Teaching Children to Cook by M. Kuehn

The delicious ‘weeman’ Alex who ran to the garden to pick the chives for the salad

Why isn’t cooking in schools compulsory? Why do we not engage our kids at home to join in on the process of what has to be one of the most highly pleasurable experiences known to man? Most of us don’t treat food as just fuel; we love chewing the fat over a bowl of spaghetti, we get nostalgic about certain foods from our childhood, we take great pleasure from feeding people, yet so many of us don’t include the kids.

Before you start railing against me and my middle class, childless attitudes and bang on about the stresses of life and how it’s all rush, rush, rush, I urge you to get your priorities right. It is a commonly held view amongst experts that children who see their parents cook are far less likely to eat junk food and have weight problems. Those that eat together as a family are also far less likely to be have problems of obesity. The problem is far greater in the UK than most places in Europe because we don’t have the culture of eating together. We have large pockets of poverty where people are buying four meat pies for a couple of quid and a mountain of chips for pence form freezer compartments. Depression, poverty and inertia and are all linked and it’s going to be virtually impossible for anyone to stop the rot.

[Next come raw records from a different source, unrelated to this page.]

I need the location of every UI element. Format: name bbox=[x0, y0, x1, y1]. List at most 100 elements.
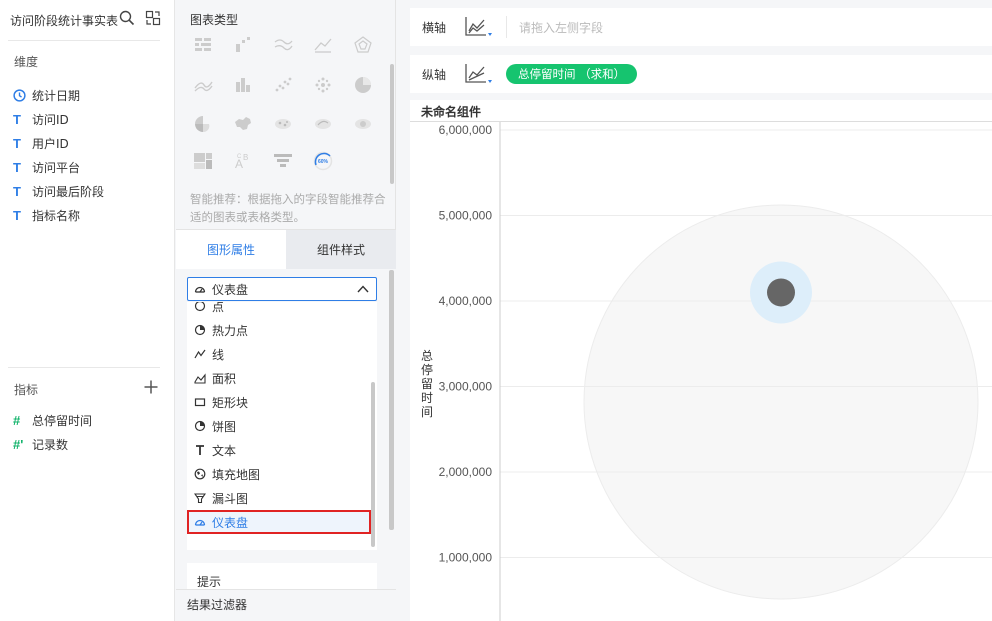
y-tick-label: 5,000,000 bbox=[439, 209, 493, 223]
point-map-icon[interactable] bbox=[272, 113, 294, 135]
field-label: 访问ID bbox=[32, 112, 69, 127]
funnel-chart-icon[interactable] bbox=[272, 150, 294, 172]
pie-chart-icon[interactable] bbox=[352, 74, 374, 96]
search-icon[interactable] bbox=[119, 10, 135, 26]
smart-recommend-hint: 智能推荐：根据拖入的字段智能推荐合适的图表或表格类型。 bbox=[190, 192, 386, 224]
heat-point-icon bbox=[194, 324, 206, 336]
divider bbox=[8, 367, 160, 368]
word-cloud-icon[interactable]: A BC bbox=[232, 150, 254, 172]
divider bbox=[506, 16, 507, 38]
text-icon bbox=[196, 445, 204, 455]
gauge-chart-icon[interactable]: 60% bbox=[312, 150, 334, 172]
area-icon bbox=[194, 373, 206, 384]
flow-map-icon[interactable] bbox=[312, 113, 334, 135]
text-type-icon: T bbox=[13, 207, 21, 223]
funnel-icon bbox=[194, 493, 206, 504]
scrollbar[interactable] bbox=[389, 270, 394, 530]
column-chart-icon[interactable] bbox=[232, 34, 254, 56]
dimension-field[interactable]: T 用户ID bbox=[13, 131, 104, 155]
property-tabs: 图形属性 组件样式 bbox=[176, 229, 396, 270]
shape-type-select[interactable]: 仪表盘 bbox=[187, 277, 377, 301]
rect-icon bbox=[194, 398, 206, 407]
field-label: 记录数 bbox=[32, 437, 69, 452]
dropdown-item-area[interactable]: 面积 bbox=[187, 366, 371, 390]
measure-field[interactable]: # 总停留时间 bbox=[13, 408, 92, 432]
field-panel: 访问阶段统计事实表 维度 统计日期 T 访问ID T 用户ID T 访问平台 T… bbox=[0, 0, 175, 621]
chart-canvas: 横轴 请拖入左侧字段 纵轴 总停留时间 （求和） 未命名组件 6,000,000… bbox=[397, 0, 992, 621]
dropdown-item-line[interactable]: 线 bbox=[187, 342, 371, 366]
y-axis-field-pill[interactable]: 总停留时间 （求和） bbox=[506, 64, 638, 84]
dropdown-item-label: 漏斗图 bbox=[212, 491, 249, 506]
gauge-icon bbox=[194, 519, 206, 526]
field-label: 访问平台 bbox=[32, 160, 81, 175]
svg-text:60%: 60% bbox=[318, 159, 329, 165]
measure-list: # 总停留时间 #' 记录数 bbox=[13, 408, 92, 456]
y-axis-title-char: 时 bbox=[421, 391, 433, 405]
svg-text:C: C bbox=[237, 154, 242, 160]
pie-icon bbox=[194, 420, 206, 432]
multi-line-chart-icon[interactable] bbox=[272, 34, 294, 56]
chart-type-title: 图表类型 bbox=[190, 13, 239, 27]
stacked-bar-chart-icon[interactable] bbox=[232, 74, 254, 96]
dropdown-item-label: 点 bbox=[212, 302, 225, 314]
china-map-icon[interactable] bbox=[232, 113, 254, 135]
rose-chart-icon[interactable] bbox=[192, 113, 214, 135]
scrollbar[interactable] bbox=[390, 64, 394, 184]
text-type-icon: T bbox=[13, 183, 21, 199]
dropdown-item-text[interactable]: 文本 bbox=[187, 438, 371, 462]
field-label: 统计日期 bbox=[32, 88, 81, 103]
measure-field[interactable]: #' 记录数 bbox=[13, 432, 92, 456]
dimension-field[interactable]: 统计日期 bbox=[13, 83, 104, 107]
tooltip-section[interactable]: 提示 bbox=[187, 563, 377, 589]
y-tick-label: 3,000,000 bbox=[439, 380, 493, 394]
cross-table-chart-icon[interactable] bbox=[192, 34, 214, 56]
selected-shape-label: 仪表盘 bbox=[212, 282, 249, 297]
dimension-label: 维度 bbox=[14, 55, 39, 69]
dropdown-item-point[interactable]: 点 bbox=[187, 302, 371, 318]
y-axis-shelf[interactable]: 纵轴 总停留时间 （求和） bbox=[410, 55, 992, 93]
text-type-icon: T bbox=[13, 135, 21, 151]
dropdown-item-heat-point[interactable]: 热力点 bbox=[187, 318, 371, 342]
text-type-icon: T bbox=[13, 159, 21, 175]
config-panel: 图表类型 ABC 60% 智能推荐：根据拖入的字段智能推荐合适的图表或表格类型。… bbox=[176, 0, 396, 621]
dimension-field[interactable]: T 访问最后阶段 bbox=[13, 179, 104, 203]
table-title: 访问阶段统计事实表 bbox=[10, 14, 119, 28]
dimension-field[interactable]: T 访问ID bbox=[13, 107, 104, 131]
field-label: 用户ID bbox=[32, 136, 69, 151]
dropdown-item-label: 矩形块 bbox=[212, 395, 249, 410]
graphic-properties-panel: 仪表盘 点 热力点 线 面积 矩形块 饼图 文本 填充地图 漏斗图 仪表盘 提示 bbox=[176, 269, 396, 589]
y-axis-chart-type-icon[interactable] bbox=[462, 62, 506, 86]
dropdown-item-label: 填充地图 bbox=[212, 467, 261, 482]
measure-label: 指标 bbox=[14, 383, 39, 397]
x-axis-chart-type-icon[interactable] bbox=[462, 15, 506, 39]
dropdown-item-funnel[interactable]: 漏斗图 bbox=[187, 486, 371, 510]
shape-dropdown-list: 点 热力点 线 面积 矩形块 饼图 文本 填充地图 漏斗图 仪表盘 bbox=[187, 302, 371, 534]
clock-icon bbox=[13, 88, 32, 102]
dropdown-item-rect[interactable]: 矩形块 bbox=[187, 390, 371, 414]
x-axis-placeholder: 请拖入左侧字段 bbox=[519, 20, 604, 35]
dropdown-scrollbar[interactable] bbox=[371, 382, 375, 547]
treemap-chart-icon[interactable] bbox=[192, 150, 214, 172]
y-tick-label: 2,000,000 bbox=[439, 465, 493, 479]
dropdown-item-pie[interactable]: 饼图 bbox=[187, 414, 371, 438]
tab-component-style[interactable]: 组件样式 bbox=[286, 230, 396, 270]
add-measure-icon[interactable] bbox=[143, 379, 159, 395]
scatter-chart-icon[interactable] bbox=[272, 74, 294, 96]
gauge-icon bbox=[194, 286, 206, 293]
radar-chart-icon[interactable] bbox=[352, 34, 374, 56]
heat-map-icon[interactable] bbox=[352, 113, 374, 135]
tab-graphic-properties[interactable]: 图形属性 bbox=[176, 230, 286, 270]
dimension-field[interactable]: T 指标名称 bbox=[13, 203, 104, 227]
switch-view-icon[interactable] bbox=[145, 10, 161, 26]
dropdown-item-fill-map[interactable]: 填充地图 bbox=[187, 462, 371, 486]
bubble-chart-icon[interactable] bbox=[312, 74, 334, 96]
dropdown-item-label: 面积 bbox=[212, 371, 237, 386]
y-axis-title-char: 间 bbox=[421, 405, 433, 419]
dimension-field[interactable]: T 访问平台 bbox=[13, 155, 104, 179]
x-axis-shelf[interactable]: 横轴 请拖入左侧字段 bbox=[410, 8, 992, 46]
result-filter[interactable]: 结果过滤器 bbox=[176, 589, 396, 621]
area-chart-icon[interactable] bbox=[312, 34, 334, 56]
field-label: 访问最后阶段 bbox=[32, 184, 105, 199]
line-chart-icon[interactable] bbox=[192, 74, 214, 96]
dropdown-item-gauge[interactable]: 仪表盘 bbox=[187, 510, 371, 534]
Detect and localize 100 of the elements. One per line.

I recently spent an evening with some kids at a youth club. Typically surly at  the start, I had to grit my teeth whilst watching the over lipsticked girls masticating their chewing gum and looking gooey eyed at the boys. By the end of the session, all of them stood back to see what they had produced and were damned proud to show their parents and youth workers what they had accomplished. We put together a simple chili con carne, served with home made guacamole, a tomato and coriander salsa, some cheese and sour cream to go with it all. It looked lovely and I can’t tell you how it made me feel to see the kids waiting  with bated breath for the reaction from their parents. They were as proud as Punch and it gave me hope.

I have heard of a few healthy eating programmes about to be launched in my local area that I hope will have a lasting impact. I gave a talk last year at the local library about eating well on a budget – there wasn’t any money to market it so the turn out was depressingly low. One of the attendees asked a librarian where the talk was and she was told there wasn’t one. Need I say more?